聞きたい事は沢山あるけれど……食事の後にした方が良さそうである。
だし巻き卵は卵20個分は出したのにすぐに無くなってしまった。卵の食べ過ぎ良くないのでは?ってことで、かぼちゃのサラダを追加で出す。たくさん食べてくれるから、作り甲斐があるのでうれしい。
食事と後片付けを終わらせ、ソファーでコーヒーを飲みながら今日あった出来事を順番に話すことにした。
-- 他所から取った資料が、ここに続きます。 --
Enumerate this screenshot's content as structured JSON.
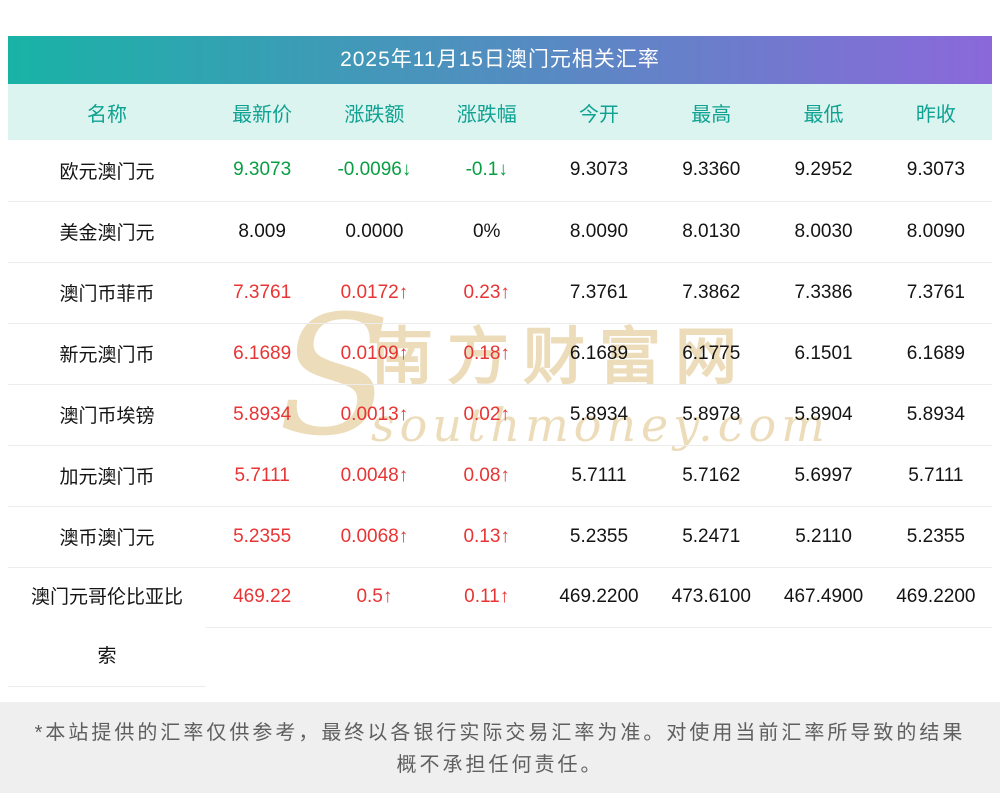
{
  "title": "2025年11月15日澳门元相关汇率",
  "table": {
    "headers": [
      "名称",
      "最新价",
      "涨跌额",
      "涨跌幅",
      "今开",
      "最高",
      "最低",
      "昨收"
    ],
    "rows": [
      {
        "name": "欧元澳门元",
        "latest": "9.3073",
        "change": "-0.0096↓",
        "change_pct": "-0.1↓",
        "open": "9.3073",
        "high": "9.3360",
        "low": "9.2952",
        "prev_close": "9.3073",
        "trend": "down"
      },
      {
        "name": "美金澳门元",
        "latest": "8.009",
        "change": "0.0000",
        "change_pct": "0%",
        "open": "8.0090",
        "high": "8.0130",
        "low": "8.0030",
        "prev_close": "8.0090",
        "trend": "flat"
      },
      {
        "name": "澳门币菲币",
        "latest": "7.3761",
        "change": "0.0172↑",
        "change_pct": "0.23↑",
        "open": "7.3761",
        "high": "7.3862",
        "low": "7.3386",
        "prev_close": "7.3761",
        "trend": "up"
      },
      {
        "name": "新元澳门币",
        "latest": "6.1689",
        "change": "0.0109↑",
        "change_pct": "0.18↑",
        "open": "6.1689",
        "high": "6.1775",
        "low": "6.1501",
        "prev_close": "6.1689",
        "trend": "up"
      },
      {
        "name": "澳门币埃镑",
        "latest": "5.8934",
        "change": "0.0013↑",
        "change_pct": "0.02↑",
        "open": "5.8934",
        "high": "5.8978",
        "low": "5.8904",
        "prev_close": "5.8934",
        "trend": "up"
      },
      {
        "name": "加元澳门币",
        "latest": "5.7111",
        "change": "0.0048↑",
        "change_pct": "0.08↑",
        "open": "5.7111",
        "high": "5.7162",
        "low": "5.6997",
        "prev_close": "5.7111",
        "trend": "up"
      },
      {
        "name": "澳币澳门元",
        "latest": "5.2355",
        "change": "0.0068↑",
        "change_pct": "0.13↑",
        "open": "5.2355",
        "high": "5.2471",
        "low": "5.2110",
        "prev_close": "5.2355",
        "trend": "up"
      },
      {
        "name": "澳门元哥伦比亚比索",
        "latest": "469.22",
        "change": "0.5↑",
        "change_pct": "0.11↑",
        "open": "469.2200",
        "high": "473.6100",
        "low": "467.4900",
        "prev_close": "469.2200",
        "trend": "up"
      }
    ]
  },
  "watermark": {
    "logo": "S",
    "cn": "南方财富网",
    "en": "southmoney.com"
  },
  "footer": "*本站提供的汇率仅供参考，最终以各银行实际交易汇率为准。对使用当前汇率所导致的结果概不承担任何责任。",
  "colors": {
    "up": "#e83434",
    "down": "#089f43",
    "header_text": "#0fa292",
    "header_bg": "#dcf4ef",
    "title_from": "#19b3a6",
    "title_to": "#8b68da",
    "footer_bg": "#efefef",
    "footer_text": "#5f5f5f",
    "watermark": "#e9d6ae"
  }
}
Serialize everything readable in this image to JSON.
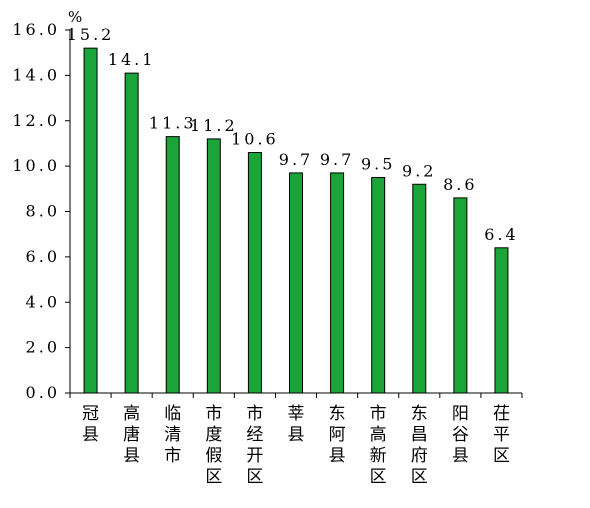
{
  "chart_data": {
    "type": "bar",
    "categories": [
      "冠县",
      "高唐县",
      "临清市",
      "市度假区",
      "市经开区",
      "莘县",
      "东阿县",
      "市高新区",
      "东昌府区",
      "阳谷县",
      "茌平区"
    ],
    "values": [
      15.2,
      14.1,
      11.3,
      11.2,
      10.6,
      9.7,
      9.7,
      9.5,
      9.2,
      8.6,
      6.4
    ],
    "value_labels": [
      "15.2",
      "14.1",
      "11.3",
      "11.2",
      "10.6",
      "9.7",
      "9.7",
      "9.5",
      "9.2",
      "8.6",
      "6.4"
    ],
    "y_ticks": [
      "0.0",
      "2.0",
      "4.0",
      "6.0",
      "8.0",
      "10.0",
      "12.0",
      "14.0",
      "16.0"
    ],
    "ylabel": "%",
    "xlabel": "",
    "title": "",
    "ylim": [
      0,
      16
    ],
    "grid": false,
    "bar_color": "#1aa43a"
  }
}
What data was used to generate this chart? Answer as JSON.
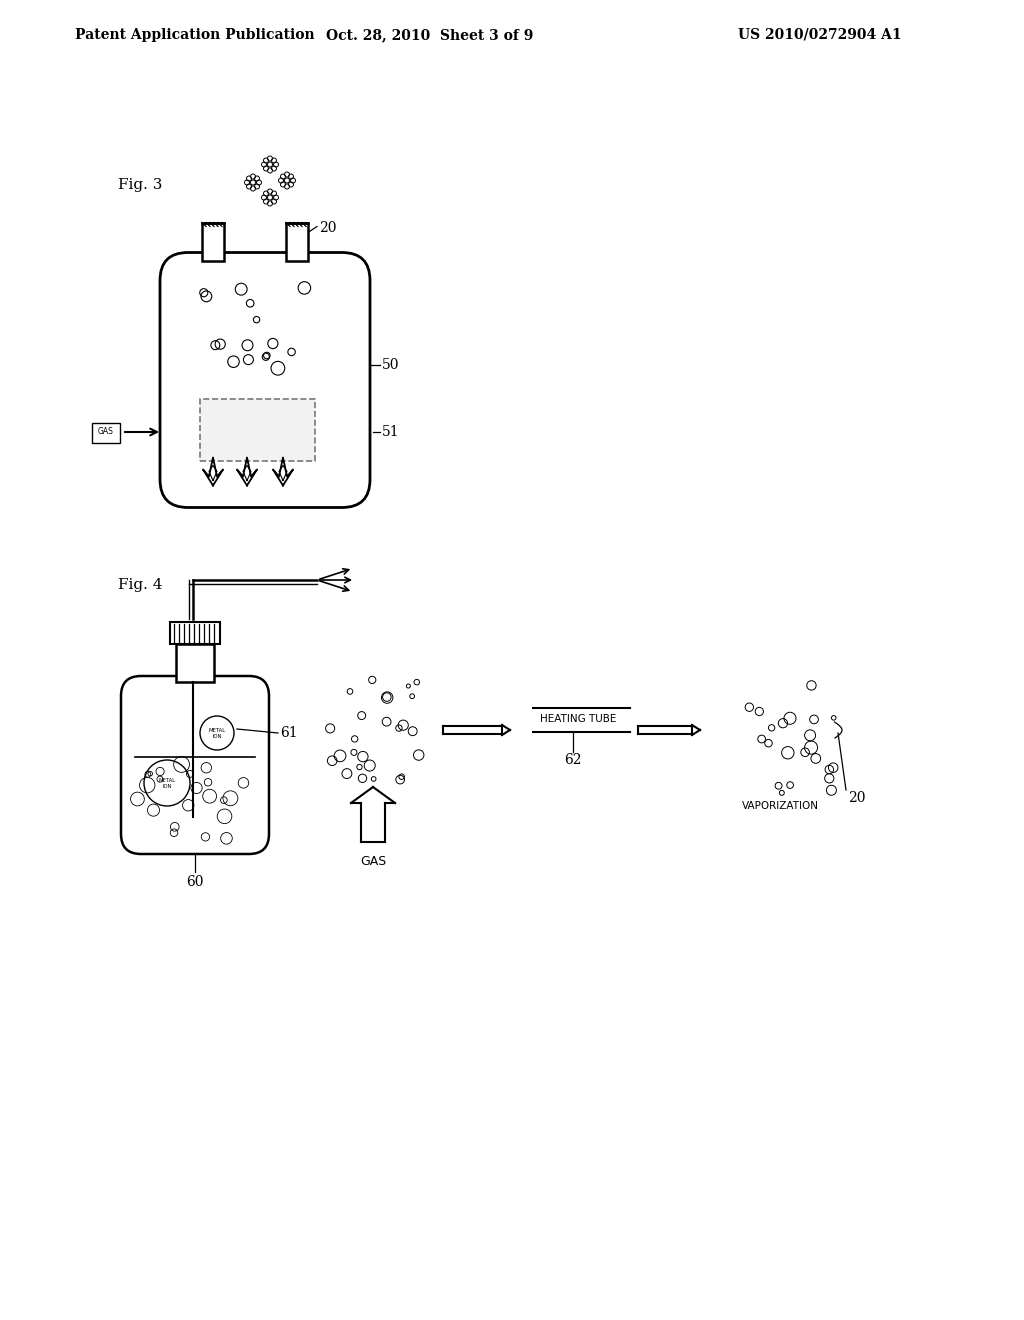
{
  "header_left": "Patent Application Publication",
  "header_mid": "Oct. 28, 2010  Sheet 3 of 9",
  "header_right": "US 2010/0272904 A1",
  "fig3_label": "Fig. 3",
  "fig4_label": "Fig. 4",
  "bg_color": "#ffffff",
  "line_color": "#000000"
}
「先に俺から報告させてくれ。『栄養ドリンク』アレはヤバすぎる!疲れ知らずで物凄く早くなる!調子乗ってめっちゃ走って行ったら……一時間半くらいで王都に着いちまった」
「「・・・・・・」」
なるほど。そりゃー帰って来られる訳だ。能力爆上げして疲れ知らず……さすが神様!!
無限に出せるけれど……やっぱり、取り扱いには注意が必要だね。
「言いたい事は色々あるが…王都で分かった事を報告しろ」
「ああ、そうだな……王都で分かったことなんだが、俺達が行方不明なのを把握していたのは、団長と俺達の両親だけで、他の連中には、極秘任務に就いている事になっていた。騎士団の中で混乱があるような感じはしなかった。誰かと接触するべきか悩んだが……今の状況で下手に動くのも危険だ。だから何もせずに戻ってきた」
「そうだな……明日は俺が王都まで行って確認する。だからルドはそいつを連れて馬で王都に向かってくれ」
「はあぁぁーしょうがねえな……なら、通信の魔石はクロに渡しておく。何かあったら連絡してくれ」
魔石をクロに手渡して再び明日の予定を立てる。クロは早朝には出るが、私とルドは無理せずに王都を目指すことになった。
「町へ馬を買いに行ってきたが、特に有益な情報は得られなかった」
クロはおもむろに立ち上がり、リュックを持ってきた。
中から巾着と紙袋を取り出すと私に差し出して――
「これはお前にだ。残りのお金も返しておく。必ず返すからな」
「お金のことは気にしなくてもいいのに……この紙袋は?」
「ローブだ。俺達がお前のローブを使っているから……あった方が良いと思って買ってきた」
袋から取り出してみると、ワインカラーのフード付きローブであった。襟元と袖口に可愛い花の刺繡が施されていた。
「かわいい……!」
「何の付与もされていないが、無いよりはマシだろう」
「うん! 十分嬉しいよ!」
「そうか」
短く答えたクロだったが、その表情はどこか安心したように見えた。